また、米製薬市場が巨大であることを背景に、「医薬品製剤製造」(51社)でも多かった。これらの企業では、米国工場での現地生産・販売のほか、先端技術を有するスタートアップ企業の買収・設立を目的としているケースもある。
次いで多いのは「卸売業」の1488社。「業務用電気機器卸」(209社)が最も多いほか、「精密機器卸」(64社)、「自動車部品卸」(53社)のほか、商社などでも多い。上位2業種で進出全体の約6割を占めるものの、両業種とも4年前から約1割の減少となった。
3番目以降は「サービス業」(1340社)、「金融・保険業」(420社)、「小売業」(390社)、「運輸・通信業」(227社)の順。このうち、金融・保険業と不動産業はともに4年前から2割超、小売業と建設業は同じく1割以上の増加となった。サービス業では、ソフトウェア開発などIT業種のほか、自動運転研究やAI開発など先端技術の開発を手掛ける国内スタートアップ企業の進出や、現地ハイテク企業への出資・提携などの動きも多い。小売業では、米国内での和食人気なども追い風として、ラーメンチェーン店など飲食店の進出も多い。
業種別細分類
最も多いのは「カリフォルニア州」の1700社、ニューヨーク州なども上位
米国 州別進出状況(地図)
詳細な進出地が判明した企業約4200社のうち、進出州が最も多いのはサンフランシスコやロサンゼルスなどの大都市を抱える「カリフォルニア州」(1719社)。カリフォルニア州は米国内で最も人口が多く消費市場として有望なほか、日米間における物流を担う拠点が複数あること、米国ビジネスの主要拠点と位置付ける日本企業も多いことから「ビジネスを始めやすい街」の一つに挙げられる。
次いで多いのは「ニューヨーク州」(657社)で1割超を占める。米国随一のビジネス街を有する同州では、日本企業の駐在オフィスや北米事業の統括拠点、証券会社や銀行など金融機関の拠点も多く進出している。以下、米北部の大都市シカゴを有する「イリノイ州」、年間を通して日本人観光客が多く訪れる「ハワイ州」、米完成車メーカーのフォード・クライスラー・GMのいわゆる“ビッグスリー”が本社を構える「ミシガン州」、日系完成車メーカーの工場がある「テキサス州」が上位を占めた。
州別詳細
トランプ政権下でも冷静だった在米日本企業、バイデン氏の政策で戦略の再点検必要に
トランプ米大統領による対日通商政策やNAFTA(北米自由貿易協定)の見直しなどで在米日本企業が翻弄されたケースは多い。そのため、市場の縮小などを理由に北米拠点の事業縮小や撤退のほか、円ドル相場の影響もあり国内への生産回帰といった動きも散見されてきた。
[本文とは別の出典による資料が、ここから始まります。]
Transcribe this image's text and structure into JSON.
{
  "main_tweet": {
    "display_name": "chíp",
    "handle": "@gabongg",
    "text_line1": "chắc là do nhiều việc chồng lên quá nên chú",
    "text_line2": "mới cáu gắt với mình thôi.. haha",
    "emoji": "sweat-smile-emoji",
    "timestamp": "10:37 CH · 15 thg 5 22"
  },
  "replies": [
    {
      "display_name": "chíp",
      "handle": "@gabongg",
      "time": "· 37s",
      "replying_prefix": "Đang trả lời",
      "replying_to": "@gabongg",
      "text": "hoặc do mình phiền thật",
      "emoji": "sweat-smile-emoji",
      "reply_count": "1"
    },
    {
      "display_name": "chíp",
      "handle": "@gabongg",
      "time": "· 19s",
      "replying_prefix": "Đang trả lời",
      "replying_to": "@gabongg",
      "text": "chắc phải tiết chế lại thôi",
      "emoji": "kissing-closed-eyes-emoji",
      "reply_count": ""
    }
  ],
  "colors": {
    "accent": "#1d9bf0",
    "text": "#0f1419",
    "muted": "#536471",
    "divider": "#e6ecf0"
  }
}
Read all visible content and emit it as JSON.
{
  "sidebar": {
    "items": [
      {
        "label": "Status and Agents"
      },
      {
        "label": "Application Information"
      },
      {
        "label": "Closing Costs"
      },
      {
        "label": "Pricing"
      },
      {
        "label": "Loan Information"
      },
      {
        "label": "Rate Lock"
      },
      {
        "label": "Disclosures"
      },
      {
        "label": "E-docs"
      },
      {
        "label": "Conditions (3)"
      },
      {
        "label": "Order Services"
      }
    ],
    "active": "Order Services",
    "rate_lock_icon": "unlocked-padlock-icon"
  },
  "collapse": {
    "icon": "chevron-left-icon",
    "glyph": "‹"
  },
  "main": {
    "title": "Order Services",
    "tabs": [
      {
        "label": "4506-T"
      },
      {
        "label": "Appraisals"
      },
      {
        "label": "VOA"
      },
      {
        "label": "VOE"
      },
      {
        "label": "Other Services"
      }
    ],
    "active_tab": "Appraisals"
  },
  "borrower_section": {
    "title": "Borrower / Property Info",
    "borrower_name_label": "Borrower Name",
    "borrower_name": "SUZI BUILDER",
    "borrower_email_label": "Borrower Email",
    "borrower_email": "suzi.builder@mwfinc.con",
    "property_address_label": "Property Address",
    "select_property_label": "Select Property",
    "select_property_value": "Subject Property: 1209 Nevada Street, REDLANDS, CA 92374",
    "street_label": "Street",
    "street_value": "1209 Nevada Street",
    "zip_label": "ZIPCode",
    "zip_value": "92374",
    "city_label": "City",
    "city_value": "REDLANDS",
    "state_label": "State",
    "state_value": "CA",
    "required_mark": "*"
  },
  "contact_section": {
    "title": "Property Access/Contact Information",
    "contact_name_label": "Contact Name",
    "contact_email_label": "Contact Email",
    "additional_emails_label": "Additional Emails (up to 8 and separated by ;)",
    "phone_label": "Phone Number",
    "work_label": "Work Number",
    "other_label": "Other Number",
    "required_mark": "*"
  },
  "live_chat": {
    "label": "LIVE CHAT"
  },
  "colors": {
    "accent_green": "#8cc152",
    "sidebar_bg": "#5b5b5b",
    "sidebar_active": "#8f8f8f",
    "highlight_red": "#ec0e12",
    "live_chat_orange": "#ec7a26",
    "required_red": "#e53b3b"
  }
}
しかし、自動車など製造業では依然として工場の新増築などに積極的な資本投下がみられたほか、サービスや小売などでは北米市場の積極的な開拓などの動きも継続。結果的に在米日本企業の総数は大きく減少していない点を見ても、日本企業は米国での事業展開について比較的前向き・冷静に対応してきたともいえる。
今後は、米国による対日・対中通商政策のほか、米国内での政策動向が注視される。仮にバイデン氏が大統領に正式就任する場合には、鉄鋼・アルミニウム関税の導入やTPPの離脱など、トランプ米大統領の下で進められた「アメリカ・ファースト」による通商摩擦の緩和が期待される。しかし、関税政策や米政府による対中強硬姿勢の急転換は難しいとの見方もあり、米国での事業展開や米中間でサプライチェーン網を構築する日本企業では引き続き対応を迫られる。
最も動向が注視されるのは米国内の政策で、特にバイデン氏が重要視する「脱炭素」などの環境政策は、政権交代後は米国全体で加速度的に進むとみられる。風力・太陽光など再生可能エネルギー事業分野では米国への投資機会がこれまで以上に拡大する半面、トランプ大統領が開発を推進してきたシェールオイル・ガスなどのエネルギー政策に対しては、バイデン氏が重視する環境保護の観点から規制が強まるなど、政策方針が180度転換する見込みだ。そのため、電力・ガス会社など資源企業を中心に事業拡大を見込んでシェールガス田の開発などに投資を行ってきた日本企業では、今後は事業縮小や撤退などの動きが本格化する懸念があるほか、米国を主力市場と位置付ける日本の完成車メーカーなども、電動化技術の開発強化を今以上に迫られる可能性が高くなるなど、企業によっては方針の見直しを迫られる。
いずれにしても、トランプ米大統領とは質こそ異なるものの、幅広い業種で北米戦略の総点検が改めて求められるだろう。